|
|
|
28.10.2004
von Carlos
Widmann
Bildhauerische
Devotionalie in China, bunte Pop-Ikone im Westen: Niemand
nimmt Anstoß am immer bizarrer werdenden Mao-Kult. Dabei war
der kommunistische Vorsitzende der größte Massenmörder des 20.
Jahrhunderts – und ein Sexbesessener
obendrein.
Der Lange Marsch des Bildhauers Wang
Wenhai ist längst nicht zu Ende; die Kunst, der er sein Leben
geweiht hat, findet im volkreichsten Land der Erde reißenden
Absatz. Wie alle vorherigen, wird auch Wangs nächste Statue
eine Einzelperson männlichen Geschlechts darstellen: in Yenan,
wo die Rote Armee vor 68 Jahren ihren historischen Langen
Marsch vollendete. 130 Meter hoch soll die Plastik werden –
was von keinem Lenin- oder Stalindenkmal, ja nicht einmal vom
nordkoreanischen Gigantomanen Kim Il-Sung erreicht wurde.
In dem Koloss von Yenan will Wang Wenhai keinen
Geringeren verewigen als den Vorsitzenden Mao.

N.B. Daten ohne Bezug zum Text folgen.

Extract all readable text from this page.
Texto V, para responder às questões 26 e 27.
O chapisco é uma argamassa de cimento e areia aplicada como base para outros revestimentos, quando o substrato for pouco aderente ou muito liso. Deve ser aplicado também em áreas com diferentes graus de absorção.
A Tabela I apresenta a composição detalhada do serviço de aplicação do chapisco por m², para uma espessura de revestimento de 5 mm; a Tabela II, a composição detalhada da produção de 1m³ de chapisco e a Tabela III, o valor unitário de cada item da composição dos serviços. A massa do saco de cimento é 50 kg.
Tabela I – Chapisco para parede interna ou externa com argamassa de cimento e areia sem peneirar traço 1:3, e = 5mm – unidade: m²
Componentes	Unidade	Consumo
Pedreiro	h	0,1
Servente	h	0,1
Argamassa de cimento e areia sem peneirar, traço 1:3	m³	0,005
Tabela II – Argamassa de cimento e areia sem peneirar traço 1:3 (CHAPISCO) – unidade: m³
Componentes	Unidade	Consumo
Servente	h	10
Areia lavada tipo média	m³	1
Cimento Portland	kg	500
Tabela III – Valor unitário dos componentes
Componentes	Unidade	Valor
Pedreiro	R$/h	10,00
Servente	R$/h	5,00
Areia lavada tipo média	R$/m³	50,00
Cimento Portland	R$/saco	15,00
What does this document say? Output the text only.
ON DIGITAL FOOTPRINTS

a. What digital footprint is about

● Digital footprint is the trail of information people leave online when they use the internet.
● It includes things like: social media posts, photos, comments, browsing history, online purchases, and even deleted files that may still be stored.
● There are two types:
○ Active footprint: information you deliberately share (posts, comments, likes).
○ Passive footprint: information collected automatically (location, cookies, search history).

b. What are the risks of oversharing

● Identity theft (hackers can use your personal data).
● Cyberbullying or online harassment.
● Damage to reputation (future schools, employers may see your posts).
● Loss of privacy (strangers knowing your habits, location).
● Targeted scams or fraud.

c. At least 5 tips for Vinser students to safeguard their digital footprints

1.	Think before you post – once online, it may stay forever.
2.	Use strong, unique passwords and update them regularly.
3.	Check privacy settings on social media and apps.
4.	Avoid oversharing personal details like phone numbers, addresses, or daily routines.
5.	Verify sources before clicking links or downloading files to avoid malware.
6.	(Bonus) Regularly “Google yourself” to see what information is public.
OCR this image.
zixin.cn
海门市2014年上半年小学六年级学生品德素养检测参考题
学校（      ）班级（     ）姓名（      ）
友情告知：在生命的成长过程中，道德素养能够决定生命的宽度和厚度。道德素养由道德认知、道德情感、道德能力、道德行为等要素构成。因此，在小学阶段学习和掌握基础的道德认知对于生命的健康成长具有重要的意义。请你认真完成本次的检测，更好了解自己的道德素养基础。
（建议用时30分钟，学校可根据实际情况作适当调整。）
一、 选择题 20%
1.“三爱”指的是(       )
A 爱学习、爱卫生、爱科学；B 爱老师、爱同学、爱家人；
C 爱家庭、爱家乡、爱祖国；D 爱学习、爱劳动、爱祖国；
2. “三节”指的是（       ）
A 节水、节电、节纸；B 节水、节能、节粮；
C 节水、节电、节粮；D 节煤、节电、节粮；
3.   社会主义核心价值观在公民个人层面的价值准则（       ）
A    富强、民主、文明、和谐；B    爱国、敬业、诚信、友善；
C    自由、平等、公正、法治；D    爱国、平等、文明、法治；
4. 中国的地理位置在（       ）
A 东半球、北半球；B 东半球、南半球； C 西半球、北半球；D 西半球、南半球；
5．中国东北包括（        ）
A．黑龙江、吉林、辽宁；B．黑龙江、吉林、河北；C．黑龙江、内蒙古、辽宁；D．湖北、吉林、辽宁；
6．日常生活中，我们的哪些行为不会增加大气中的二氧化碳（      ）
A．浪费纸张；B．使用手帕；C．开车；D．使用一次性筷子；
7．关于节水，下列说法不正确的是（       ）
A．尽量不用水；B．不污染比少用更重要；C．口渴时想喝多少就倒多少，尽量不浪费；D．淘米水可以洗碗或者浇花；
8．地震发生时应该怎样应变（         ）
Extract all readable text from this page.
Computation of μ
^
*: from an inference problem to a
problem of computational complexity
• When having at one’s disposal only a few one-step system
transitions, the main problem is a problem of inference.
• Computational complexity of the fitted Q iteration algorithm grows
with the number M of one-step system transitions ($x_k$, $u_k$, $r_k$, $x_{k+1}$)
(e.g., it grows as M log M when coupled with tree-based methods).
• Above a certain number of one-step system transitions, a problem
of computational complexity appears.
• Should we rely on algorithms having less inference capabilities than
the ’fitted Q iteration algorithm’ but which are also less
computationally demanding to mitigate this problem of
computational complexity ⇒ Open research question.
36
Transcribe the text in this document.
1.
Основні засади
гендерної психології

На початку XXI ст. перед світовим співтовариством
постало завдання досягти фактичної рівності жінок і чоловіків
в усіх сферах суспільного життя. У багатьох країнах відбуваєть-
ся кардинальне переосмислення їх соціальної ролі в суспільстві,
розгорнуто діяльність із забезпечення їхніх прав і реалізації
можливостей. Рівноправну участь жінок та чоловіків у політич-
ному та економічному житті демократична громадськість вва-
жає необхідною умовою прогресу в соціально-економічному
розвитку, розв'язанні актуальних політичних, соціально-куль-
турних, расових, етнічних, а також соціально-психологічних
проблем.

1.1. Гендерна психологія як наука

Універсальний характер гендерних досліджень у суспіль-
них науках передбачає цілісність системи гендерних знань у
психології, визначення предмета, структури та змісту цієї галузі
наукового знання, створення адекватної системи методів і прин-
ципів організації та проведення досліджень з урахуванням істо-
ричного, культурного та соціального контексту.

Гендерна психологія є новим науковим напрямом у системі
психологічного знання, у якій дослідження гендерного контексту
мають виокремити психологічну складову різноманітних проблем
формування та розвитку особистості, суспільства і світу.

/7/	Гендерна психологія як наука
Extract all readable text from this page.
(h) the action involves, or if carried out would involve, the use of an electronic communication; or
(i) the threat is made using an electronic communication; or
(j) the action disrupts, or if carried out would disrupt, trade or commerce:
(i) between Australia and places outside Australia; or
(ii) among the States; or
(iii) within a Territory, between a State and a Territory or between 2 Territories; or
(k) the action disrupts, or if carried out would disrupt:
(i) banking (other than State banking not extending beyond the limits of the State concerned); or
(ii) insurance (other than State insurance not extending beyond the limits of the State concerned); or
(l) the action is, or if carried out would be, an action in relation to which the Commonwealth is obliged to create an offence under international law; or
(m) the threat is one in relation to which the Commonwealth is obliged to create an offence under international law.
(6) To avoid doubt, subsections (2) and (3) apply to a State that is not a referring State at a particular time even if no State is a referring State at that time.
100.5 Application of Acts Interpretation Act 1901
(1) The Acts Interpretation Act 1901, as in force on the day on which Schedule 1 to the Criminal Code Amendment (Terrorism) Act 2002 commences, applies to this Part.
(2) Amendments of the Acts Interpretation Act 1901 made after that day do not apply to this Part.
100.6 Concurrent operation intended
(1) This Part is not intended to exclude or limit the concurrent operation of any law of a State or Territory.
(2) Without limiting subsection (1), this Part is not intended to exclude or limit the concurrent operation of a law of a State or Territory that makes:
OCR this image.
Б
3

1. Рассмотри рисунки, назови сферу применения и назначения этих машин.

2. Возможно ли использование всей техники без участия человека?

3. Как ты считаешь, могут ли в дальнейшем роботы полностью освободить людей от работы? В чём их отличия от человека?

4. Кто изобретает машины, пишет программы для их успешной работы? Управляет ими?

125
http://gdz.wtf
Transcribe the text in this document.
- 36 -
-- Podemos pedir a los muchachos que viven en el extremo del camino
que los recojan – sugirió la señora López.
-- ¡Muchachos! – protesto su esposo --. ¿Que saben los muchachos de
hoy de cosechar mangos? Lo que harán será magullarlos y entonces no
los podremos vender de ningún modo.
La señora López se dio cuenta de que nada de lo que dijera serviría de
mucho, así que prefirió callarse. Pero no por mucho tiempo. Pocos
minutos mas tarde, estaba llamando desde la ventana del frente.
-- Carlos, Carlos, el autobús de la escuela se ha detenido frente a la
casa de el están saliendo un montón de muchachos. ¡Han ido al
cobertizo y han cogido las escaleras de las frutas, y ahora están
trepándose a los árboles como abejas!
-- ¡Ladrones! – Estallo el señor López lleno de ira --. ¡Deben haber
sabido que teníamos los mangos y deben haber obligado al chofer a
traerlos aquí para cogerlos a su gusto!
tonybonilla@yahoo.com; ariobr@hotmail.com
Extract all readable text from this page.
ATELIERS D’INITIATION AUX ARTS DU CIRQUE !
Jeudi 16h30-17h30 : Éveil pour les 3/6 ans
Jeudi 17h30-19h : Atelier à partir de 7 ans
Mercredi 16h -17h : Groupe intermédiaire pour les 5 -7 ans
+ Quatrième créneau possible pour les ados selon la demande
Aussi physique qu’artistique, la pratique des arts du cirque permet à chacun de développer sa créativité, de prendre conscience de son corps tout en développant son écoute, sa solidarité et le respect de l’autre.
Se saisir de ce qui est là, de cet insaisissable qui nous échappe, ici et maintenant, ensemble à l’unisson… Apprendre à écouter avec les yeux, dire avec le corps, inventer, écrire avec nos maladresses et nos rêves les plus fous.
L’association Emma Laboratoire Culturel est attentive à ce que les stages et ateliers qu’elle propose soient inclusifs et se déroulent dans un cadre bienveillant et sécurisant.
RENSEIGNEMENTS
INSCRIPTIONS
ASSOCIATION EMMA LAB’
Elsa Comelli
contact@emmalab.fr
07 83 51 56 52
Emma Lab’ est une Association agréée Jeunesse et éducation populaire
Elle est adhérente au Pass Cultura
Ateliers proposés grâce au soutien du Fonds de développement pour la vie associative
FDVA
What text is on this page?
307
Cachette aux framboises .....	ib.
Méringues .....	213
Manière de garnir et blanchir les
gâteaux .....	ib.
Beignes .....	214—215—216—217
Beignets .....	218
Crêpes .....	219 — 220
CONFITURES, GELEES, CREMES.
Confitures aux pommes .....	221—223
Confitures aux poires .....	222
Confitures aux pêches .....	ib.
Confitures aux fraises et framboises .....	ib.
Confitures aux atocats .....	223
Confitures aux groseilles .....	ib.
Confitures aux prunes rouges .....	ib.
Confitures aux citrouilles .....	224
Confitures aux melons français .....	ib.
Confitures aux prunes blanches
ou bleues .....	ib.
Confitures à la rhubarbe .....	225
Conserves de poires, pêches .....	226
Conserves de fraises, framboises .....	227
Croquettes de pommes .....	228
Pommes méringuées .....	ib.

Und da an der
ästhetischen Kompromisslosigkeit, dem unbeirrbaren Formwillen
des Künstlers kein Zweifel ist, wird das Mao-Monument auch in
einer Größe von 26 Stockwerken von der bezwingenden
Schlichtheit sein, die schon Wangs vorherige Mao-Statuen
(bisher 1300) auszeichnete.
Noch harrt das Projekt der
Verwirklichung, da wird schon ein neuer Superlativ anvisiert:
Maos Langen Marsch in voller Länge für Rucksacktouristen
nachvollziehbar zu machen. Auch dieses Vorhaben bedarf des
Vorsitzenden: 25 000 Mao-Statuen sollen aufgestellt werden auf
dem 9660 Kilometer langen Weg, den die Rote Armee zurücklegte.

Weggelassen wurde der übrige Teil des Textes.